Most of Big Finish’s audio lines star the original series actors. However, with David McCallum in the US working on NCIS and Joanna Lumley busy working on other projects, David Warner and Susannah Harker have stepped into the titular roles for the Sapphire & Steel range, joined by Big Finish regular Mark Gatiss as Gold.
The British cult show ran for only six “assignments” from 1979 through 1982. A series of so-called elementals (several of whom are not actually named after elements) work as operatives who investigate vaguely-defined “irregularities” – mostly breakdowns in linear time. It is suggested that Time itself is alive and malignant, always attempting to break free. Who assigns operatives and what dimension or planet the characters come from is never explained.
When the very late commuter train is replaced with a steam engine, book dealer and train aficionado Phillip Burgess is happy to step aboard. At first his only companions are the elegantly dressed woman who seems very interested in his book, the abrupt man who keeps asking him questions, and the little girl who keeps singing, “This is a choo-choo train, puffing down the track…”
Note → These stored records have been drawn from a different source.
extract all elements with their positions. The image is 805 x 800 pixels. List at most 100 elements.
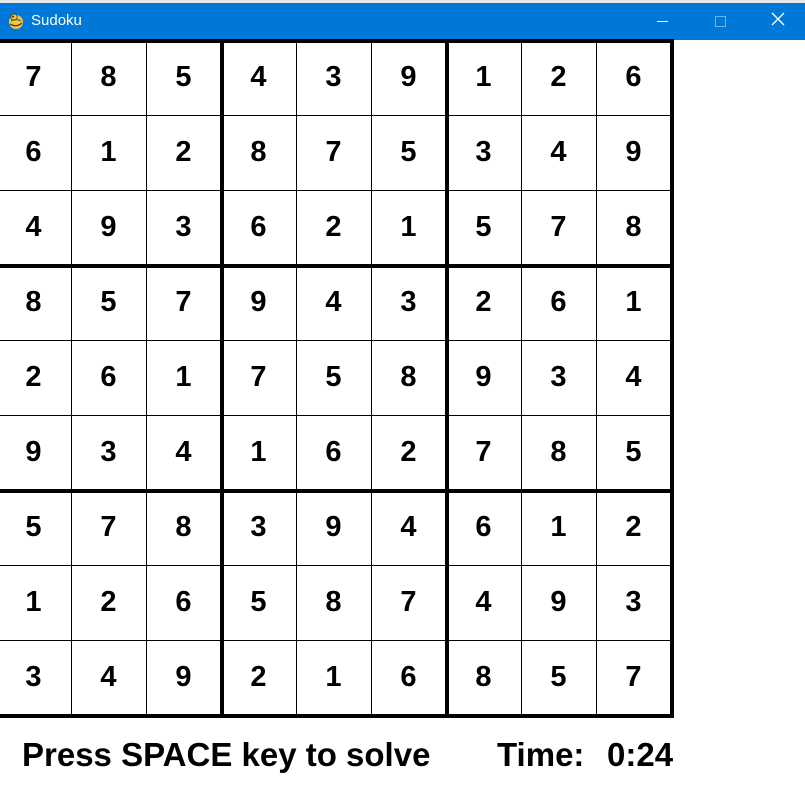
- sudoku-cell[interactable]: 4: [0, 190, 71, 265]
- sudoku-cell[interactable]: 6: [0, 115, 71, 190]
- sudoku-cell[interactable]: 7: [446, 415, 521, 490]
- sudoku-cell[interactable]: 3: [146, 190, 221, 265]
- sudoku-cell[interactable]: 4: [221, 40, 296, 115]
- sudoku-cell[interactable]: 6: [221, 190, 296, 265]
- sudoku-board[interactable]: 7854391266128753494936215788579432612617…: [0, 39, 675, 718]
- sudoku-cell[interactable]: 9: [146, 640, 221, 715]
- sudoku-cell[interactable]: 8: [596, 190, 671, 265]
- sudoku-cell[interactable]: 1: [521, 490, 596, 565]
- sudoku-cell[interactable]: 7: [521, 190, 596, 265]
- sudoku-cell[interactable]: 5: [371, 115, 446, 190]
- sudoku-cell[interactable]: 7: [221, 340, 296, 415]
- sudoku-cell[interactable]: 9: [596, 115, 671, 190]
- sudoku-cell[interactable]: 2: [446, 265, 521, 340]
- sudoku-cell[interactable]: 5: [146, 40, 221, 115]
- sudoku-cell[interactable]: 5: [0, 490, 71, 565]
- sudoku-cell[interactable]: 7: [146, 265, 221, 340]
- sudoku-cell[interactable]: 6: [146, 565, 221, 640]
- sudoku-cell[interactable]: 2: [71, 565, 146, 640]
- sudoku-cell[interactable]: 3: [71, 415, 146, 490]
- sudoku-cell[interactable]: 8: [446, 640, 521, 715]
- sudoku-cell[interactable]: 4: [371, 490, 446, 565]
- sudoku-cell[interactable]: 1: [221, 415, 296, 490]
- sudoku-cell[interactable]: 1: [71, 115, 146, 190]
- close-button[interactable]: [755, 3, 801, 40]
- sudoku-cell[interactable]: 6: [371, 640, 446, 715]
- sudoku-cell[interactable]: 1: [296, 640, 371, 715]
- sudoku-cell[interactable]: 5: [521, 640, 596, 715]
- sudoku-cell[interactable]: 3: [371, 265, 446, 340]
- grid-line-thick: [670, 40, 674, 718]
- sudoku-cell[interactable]: 9: [221, 265, 296, 340]
- grid-line-thick: [0, 714, 674, 718]
- sudoku-cell[interactable]: 6: [446, 490, 521, 565]
- sudoku-cell[interactable]: 3: [521, 340, 596, 415]
- sudoku-cell[interactable]: 7: [296, 115, 371, 190]
- sudoku-cell[interactable]: 2: [0, 340, 71, 415]
- sudoku-cell[interactable]: 1: [596, 265, 671, 340]
- grid-line: [0, 190, 674, 191]
- sudoku-cell[interactable]: 6: [521, 265, 596, 340]
- sudoku-cell[interactable]: 2: [596, 490, 671, 565]
- sudoku-cell[interactable]: 1: [0, 565, 71, 640]
- sudoku-cell[interactable]: 9: [296, 490, 371, 565]
- sudoku-cell[interactable]: 4: [446, 565, 521, 640]
- grid-line: [0, 640, 674, 641]
- sudoku-cell[interactable]: 4: [71, 640, 146, 715]
- sudoku-cell[interactable]: 8: [221, 115, 296, 190]
- sudoku-cell[interactable]: 2: [221, 640, 296, 715]
- sudoku-cell[interactable]: 5: [596, 415, 671, 490]
- sudoku-cell[interactable]: 3: [446, 115, 521, 190]
- sudoku-cell[interactable]: 1: [146, 340, 221, 415]
- sudoku-cell[interactable]: 7: [596, 640, 671, 715]
- sudoku-cell[interactable]: 9: [371, 40, 446, 115]
- sudoku-cell[interactable]: 7: [0, 40, 71, 115]
- sudoku-cell[interactable]: 4: [521, 115, 596, 190]
- sudoku-cell[interactable]: 5: [221, 565, 296, 640]
- sudoku-cell[interactable]: 6: [596, 40, 671, 115]
- sudoku-cell[interactable]: 8: [146, 490, 221, 565]
- sudoku-cell[interactable]: 2: [371, 415, 446, 490]
- sudoku-cell[interactable]: 8: [71, 40, 146, 115]
- grid-line: [0, 415, 674, 416]
- sudoku-cell[interactable]: 3: [596, 565, 671, 640]
- sudoku-cell[interactable]: 7: [371, 565, 446, 640]
- sudoku-cell[interactable]: 2: [521, 40, 596, 115]
- sudoku-cell[interactable]: 9: [0, 415, 71, 490]
- sudoku-cell[interactable]: 2: [146, 115, 221, 190]
- grid-line: [596, 40, 597, 718]
- sudoku-cell[interactable]: 6: [296, 415, 371, 490]
- grid-line: [296, 40, 297, 718]
- sudoku-cell[interactable]: 8: [521, 415, 596, 490]
- sudoku-cell[interactable]: 8: [0, 265, 71, 340]
- grid-line: [0, 115, 674, 116]
- maximize-button[interactable]: [697, 3, 743, 40]
- close-icon: [771, 12, 785, 31]
- sudoku-cell[interactable]: 9: [71, 190, 146, 265]
- sudoku-cell[interactable]: 2: [296, 190, 371, 265]
- sudoku-cell[interactable]: 3: [221, 490, 296, 565]
- sudoku-cell[interactable]: 7: [71, 490, 146, 565]
- sudoku-cell[interactable]: 5: [446, 190, 521, 265]
- sudoku-cell[interactable]: 5: [296, 340, 371, 415]
- sudoku-cell[interactable]: 8: [296, 565, 371, 640]
- minimize-button[interactable]: [639, 3, 685, 40]
- sudoku-cell[interactable]: 3: [0, 640, 71, 715]
- sudoku-cell[interactable]: 1: [371, 190, 446, 265]
- grid-line-thick: [0, 489, 674, 493]
- sudoku-cell[interactable]: 6: [71, 340, 146, 415]
- timer-label: Time:: [497, 736, 585, 773]
- sudoku-cell[interactable]: 4: [146, 415, 221, 490]
- window-titlebar[interactable]: Sudoku: [0, 3, 805, 40]
- sudoku-cell[interactable]: 9: [521, 565, 596, 640]
- sudoku-cell[interactable]: 8: [371, 340, 446, 415]
- sudoku-cell[interactable]: 1: [446, 40, 521, 115]
- sudoku-cell[interactable]: 3: [296, 40, 371, 115]
- grid-line: [371, 40, 372, 718]
- game-canvas[interactable]: 7854391266128753494936215788579432612617…: [0, 39, 805, 800]
- sudoku-cell[interactable]: 4: [596, 340, 671, 415]
- sudoku-cell[interactable]: 4: [296, 265, 371, 340]
- sudoku-cell[interactable]: 9: [446, 340, 521, 415]
- sudoku-cell[interactable]: 5: [71, 265, 146, 340]
- window-title: Sudoku: [31, 12, 82, 29]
Every now and then the train makes a stop and takes on more passengers, although the station name can never be seen in the fog. According to Sapphire, each compartment of the train is set in another year. According to Steel, each of the new passengers has the same secret. And according to Phillip Burgess’ new book, everything happening has already been written.
Sapphire and Steel adapts well to the audio medium. The ghost story feel and creep factor rise when not encumbered by special effects that date over time. Limited to two hours and without the leads being able to stare meaningfully and silently into space for much of an episode, the pacing moves steadily.
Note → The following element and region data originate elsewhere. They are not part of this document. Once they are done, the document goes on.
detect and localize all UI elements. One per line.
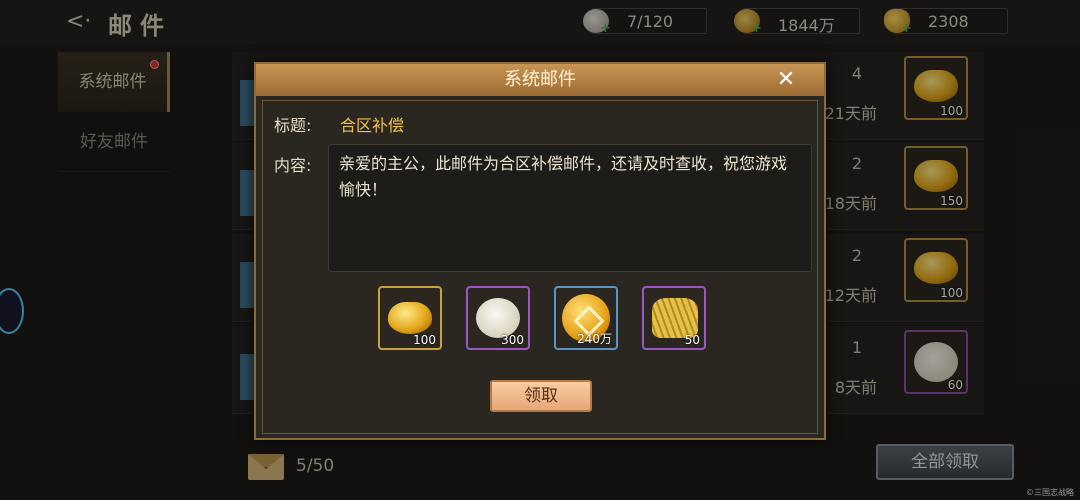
reward-item[interactable]: 100 xyxy=(378,286,442,350)
close-icon[interactable]: ✕ xyxy=(774,64,798,96)
watermark: ©三国志战略 xyxy=(1026,488,1074,497)
dialog-title: 系统邮件 xyxy=(256,64,824,96)
reward-item[interactable]: 240万 xyxy=(554,286,618,350)
mail-content: 亲爱的主公，此邮件为合区补偿邮件，还请及时查收，祝您游戏愉快！ xyxy=(328,144,812,272)
steamed-bun-icon xyxy=(476,298,520,338)
subject-value: 合区补偿 xyxy=(340,116,405,135)
reward-quantity: 100 xyxy=(413,333,436,347)
subject-label: 标题: xyxy=(274,116,312,135)
content-label: 内容: xyxy=(274,156,312,175)
gold-ingot-icon xyxy=(388,302,432,334)
reward-item[interactable]: 300 xyxy=(466,286,530,350)
claim-button[interactable]: 领取 xyxy=(490,380,592,412)
reward-quantity: 240万 xyxy=(577,332,612,346)
grain-bundle-icon xyxy=(652,298,698,338)
reward-quantity: 300 xyxy=(501,333,524,347)
reward-item[interactable]: 50 xyxy=(642,286,706,350)
system-mail-dialog: 系统邮件 ✕ 标题: 合区补偿 内容: 亲爱的主公，此邮件为合区补偿邮件，还请及… xyxy=(254,62,826,440)
dialog-title-text: 系统邮件 xyxy=(504,69,576,90)
reward-quantity: 50 xyxy=(684,333,700,347)
mail-screen: <· 邮件 + 7/120 + 1844万 + 2308 系统邮件 好友邮件 4… xyxy=(0,0,1080,500)
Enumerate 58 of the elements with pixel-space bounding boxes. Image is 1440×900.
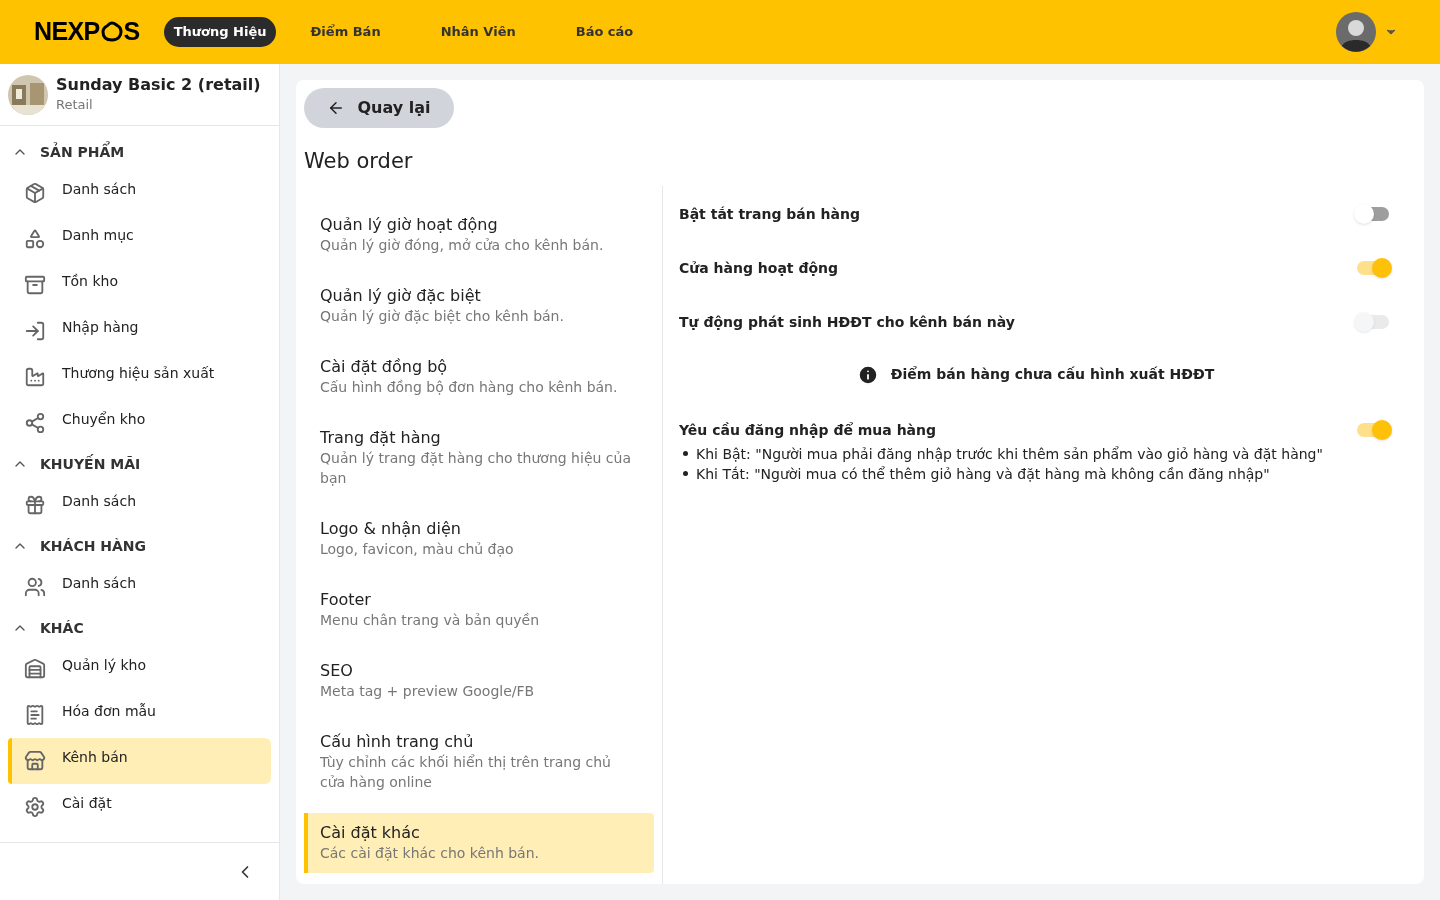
settings-menu-item[interactable]: Logo & nhận diện Logo, favicon, màu chủ đạo — [304, 509, 654, 569]
page-title: Web order — [304, 148, 414, 175]
archive-icon — [24, 274, 46, 296]
section-heading: KHÁC — [40, 618, 84, 638]
logo[interactable]: NEXP S — [34, 13, 140, 51]
sidebar-item[interactable]: Cài đặt — [8, 784, 271, 830]
settings-icon — [24, 796, 46, 818]
share-icon — [24, 412, 46, 434]
nav-tab[interactable]: Điểm Bán — [284, 17, 407, 47]
settings-menu-item[interactable]: Footer Menu chân trang và bản quyền — [304, 580, 654, 640]
bullet-icon — [683, 451, 688, 456]
store-type: Retail — [56, 95, 94, 114]
back-button[interactable]: Quay lại — [304, 88, 454, 128]
shapes-icon — [24, 228, 46, 250]
sidebar-item[interactable]: Kênh bán — [8, 738, 271, 784]
sidebar-item[interactable]: Danh sách — [8, 482, 271, 528]
receipt-icon — [24, 704, 46, 726]
blob-icon — [100, 21, 123, 43]
people-icon — [24, 576, 46, 598]
store-name: Sunday Basic 2 (retail) — [56, 74, 261, 95]
avatar[interactable] — [1336, 12, 1376, 52]
factory-icon — [24, 366, 46, 388]
settings-menu-item[interactable]: Quản lý giờ đặc biệt Quản lý giờ đặc biệt cho kênh bán. — [304, 276, 654, 336]
sidebar-item[interactable]: Danh sách — [8, 170, 271, 216]
notice-text: Điểm bán hàng chưa cấu hình xuất HĐĐT — [890, 365, 1215, 384]
nav-tab[interactable]: Nhân Viên — [414, 17, 542, 47]
gift-icon — [24, 494, 46, 516]
nav-tab[interactable]: Báo cáo — [549, 17, 660, 47]
warehouse-icon — [24, 658, 46, 680]
sidebar-item[interactable]: Thương hiệu sản xuất — [8, 354, 271, 400]
setting-note: Khi Bật: "Người mua phải đăng nhập trước khi thêm sản phẩm vào giỏ hàng và đặt hàng" — [696, 444, 1323, 464]
import-icon — [24, 320, 46, 342]
setting-label: Tự động phát sinh HĐĐT cho kênh bán này — [679, 312, 1015, 332]
sidebar-item[interactable]: Danh mục — [8, 216, 271, 262]
sidebar-item[interactable]: Quản lý kho — [8, 646, 271, 692]
section-heading: KHÁCH HÀNG — [40, 536, 147, 556]
nav-tab[interactable]: Thương Hiệu — [163, 17, 277, 47]
section-heading: SẢN PHẨM — [40, 141, 125, 162]
setting-label: Cửa hàng hoạt động — [679, 258, 839, 278]
section-heading: KHUYẾN MÃI — [40, 453, 141, 474]
bullet-icon — [683, 471, 688, 476]
sidebar-item[interactable]: Nhập hàng — [8, 308, 271, 354]
box-icon — [24, 182, 46, 204]
setting-label: Yêu cầu đăng nhập để mua hàng — [679, 420, 938, 440]
sidebar-item[interactable]: Chuyển kho — [8, 400, 271, 446]
sidebar-item[interactable]: Hóa đơn mẫu — [8, 692, 271, 738]
settings-menu-item[interactable]: Quản lý giờ hoạt động Quản lý giờ đóng, mở cửa cho kênh bán. — [304, 205, 654, 265]
setting-note: Khi Tắt: "Người mua có thể thêm giỏ hàng và đặt hàng mà không cần đăng nhập" — [696, 464, 1270, 484]
sidebar-item[interactable]: Danh sách — [8, 564, 271, 610]
store-icon — [24, 750, 46, 772]
settings-menu-item[interactable]: Trang đặt hàng Quản lý trang đặt hàng cho thương hiệu của bạn — [304, 418, 654, 498]
settings-menu-item[interactable]: Cài đặt đồng bộ Cấu hình đồng bộ đơn hàng cho kênh bán. — [304, 347, 654, 407]
settings-menu-item[interactable]: Cấu hình trang chủ Tùy chỉnh các khối hiển thị trên trang chủ cửa hàng online — [304, 722, 654, 802]
info-icon — [856, 363, 879, 386]
sidebar-item[interactable]: Tồn kho — [8, 262, 271, 308]
setting-label: Bật tắt trang bán hàng — [679, 204, 860, 224]
settings-menu-item[interactable]: SEO Meta tag + preview Google/FB — [304, 651, 654, 711]
settings-menu-item[interactable]: Cài đặt khác Các cài đặt khác cho kênh bán. — [304, 813, 654, 873]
Harker and Warner are playing the characters as older and more experienced than they seemed on TV. They are a comfortable, established team, confident in their own abilities and each other. Sapphire has become fonder of humanity (rather in the manner of a cherished pet). 20 years of feminism later, she is also more proactive – more likely to argue with Steel and less likely to quietly accept his orders. Steel has become more irascible towards humans – where Sapphire finds them amusing, he finds them a bit disgusting and barely tries to hide it – and he has become more reliant upon Sapphire. But they are still recognisably the characters from TV.
Lyons has thrown in a self-referential in-joke by referencing TV tie-ins. And get used to the “choo-choo” train soundbite; it’s going to show up in quite a few of the sequels. Still, The Passenger is an excellent story – a good extension of the show for its fans, and a solid standalone introduction to the universe to new listeners. Big Finish needed a good start to launch this series, and they knocked it out of the park on the first try.
The Passenger (by Steve Lyons; starring David Warner, Susannah Harker) was released by Big Finish Productions in May 2005.